An additional test without a prop would show the drag of the fixturing. This fixture drag subtracted from each test would give a more dramatic difference between fixed and rotating.

Here's some more detail from a post back in 2009:


Question: Does a traditional sailboat fixed style free spinning prop, of typical pitch for reduction gears, create more or less drag than one that is locked when moving through the water?

Over the winter there were a few discussion that lead to no hard conclusions on whether a fixed prop or a locked prop causes more drag when dragged through the water. There have been two studies that have both concluded that a freewheeling prop causes less drag but these studies were done in test tanks and some sailors argued that vortexes created within the tanks throw off the results.

I don't like not knowing.:doh:

I've spent a few late nights in the barn, over the winter, listening to good tunes and plugging away on this design. This jig will tell us what we need to know. It was affixed off the side of my dinghy and dragged through the water ahead of the motor, to avoid vortexes & whirligigs and what ever else, and at a depth similar to that of my sailboats fixed prop.

I measured it both locked and freewheeling and I also measure the drag of the apparatus alone to subtract it from the actual drag of the props minus the test apparatus. I designed the bearings to have a similar resistance to the prop shaft on my own sail boat so from that perspective all quite comparable in terms of freewheeling.

The drag measurements were captured with a 50 Lb. analog scale (ditched the digital as analog showed better on video) and GPS SOG so as to more accurately compare between the same prop in both fixed and freewheeling modes. The range of motion on the scale (movement of the hook) from 0-50 lbs. is about 1/8" so this did not affect any readings what so ever by changing the angle of the test jig in the water..

The prop I used was standard three blade fixed sailboat prop. It is made by Michigan Wheel. I call it the "Dumbo ears prop".

This is an age old argument, with a relatively easy test, yet surprisingly no one has done it, not even Practical Sailor..


The Test jig:



The Shaft Mechanism (the nail is the shaft lock):



The Drag Measurement Assembly:



The Hinge Mechanism:



The Digital 50 Lb. Scale:




Michigan Wheel Data Updated 4/18/09:

The results of the Michigan Wheel MP prop have been completed. I want to reiterate some points below so there is less confusion.

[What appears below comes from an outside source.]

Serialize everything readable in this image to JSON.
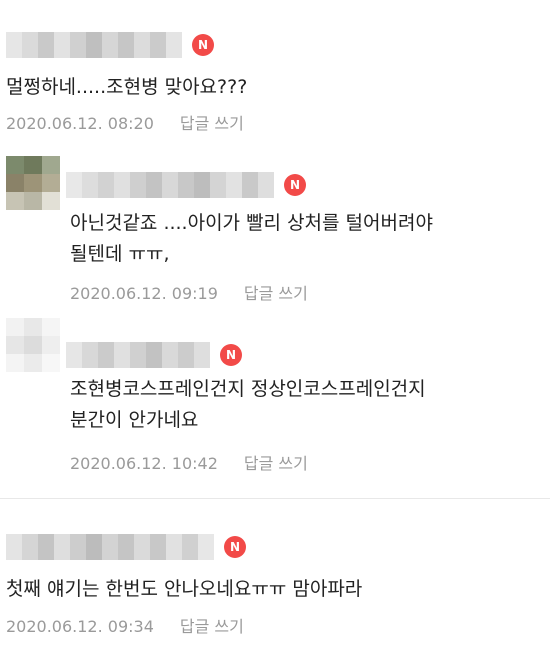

1) This test was only to determine if a standard Michigan Wheel three blade fixed prop causes more or less drag when towed through the ocean at a similar depth to that of a sailboat and with a comparable shaft resistance to a sailboat (namely mine). It is not to give accurate numbers or data on how much drag the specific prop creates.

2) Drag is relative to the the drag jig I used. The drag jig alone, with no prop, created about 12 lbs. of drag in this configuration at WOT.

3) Because the jig is the 100% the same in both fixed and freewheeling and the ONLY difference between fixed and freewheeling was a 2.5 inch roofing nail the only differences in drag come from the prop not being able to spin and spinning.

4) The motor was always run up to wide open throttle to totally minimize any variability between locked and freewheeling.

5) The pin point accuracy of the scale means little because it is only a control. The same scale was used for both fixed and freewheeling and it was only compared to itself in an A/B situation.

6) The difference between fixed and freewheeling was LARGE so a pound or two here or there means very, very little. Average drag at WOT in freewheeling mode was about 20-25 pounds including the test jigs strut. Subtract the test jig strut drag of 12 pounds and you have a free spinning drag of roughly 8-13 pounds of prop drag.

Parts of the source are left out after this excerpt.